I'm really looking forward to the chance to stand on the deck of a mighty battleship amidst a gale while scanning the horizon for an elusive foe.
On the same topic.
"Suddenly my periscope revealed some big ships. Black monsters; six tall broad beamed giants steaming in two columns.
They were still a long way off, but they showed up clearly on the horizon, and even at this great distance they looked powerful, massive.
....
It was a stimulating, majestic spectacle as the dark grey giants approached like fate itself.
The six ships, which had at first proceeding in two columns, formed line ahead. Like a herd of prehistoric monsters
they closed on one another with slow movements, spectre-like, irresistible.
"
From von Hase - Kiel and Jutland
"From the
Lion's bridge the enemy appeared on the eastern horizon in the form of four separate wedges or triangles of smoke
with another mass of smoke ahead of them, coming form the destroyers. Suddenly from the rearmost of these wedges came a stab of white flame.

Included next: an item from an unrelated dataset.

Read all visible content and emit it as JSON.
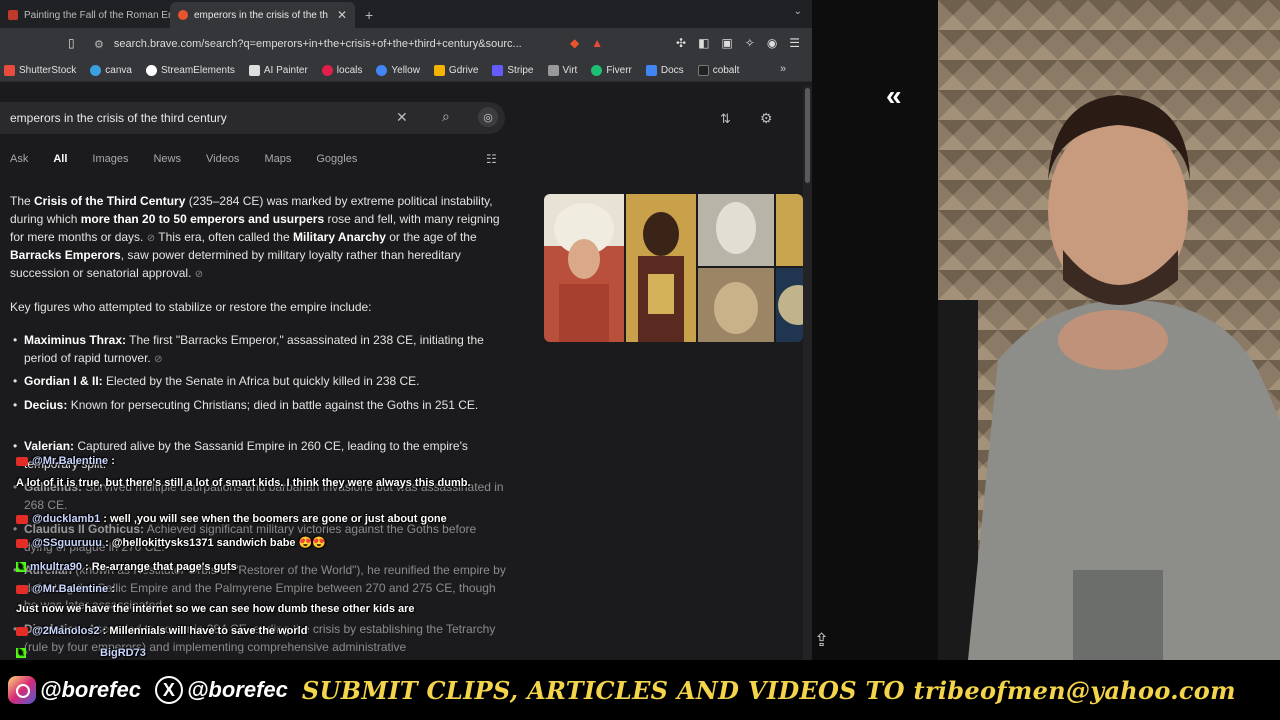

"He's opened fire," said Captain Chatfield, and we waited for what seemed a long time, probably about twenty-five seconds, until a great column
of water and spray arose in the sea at a distance of more than a mile on our port bow.
....
Minute by minute the range came down, and during each interval further flashes were observed from the enemy, and further fountains of water rose
between us - always creeping a little nearer, but still short. One looked on in a curiously detached way, as though the performance could be no
particular concern of ours.
As soon as the range, as reported, had come down to 22,000 yards, Captain Chatfield told the Gunnery Lieutenant to try a sighting shot. Almost on the
instant one of our 13.5's in "B" turret roared out, and the cordite smoke blew back in our faces. Again there was an interval in waiting; and
far away, between us and the nearest smoke wedge, one could see through one's glass the tiny fountain of water that told us that the shot was short."
From F. Young - With the battlecruisers.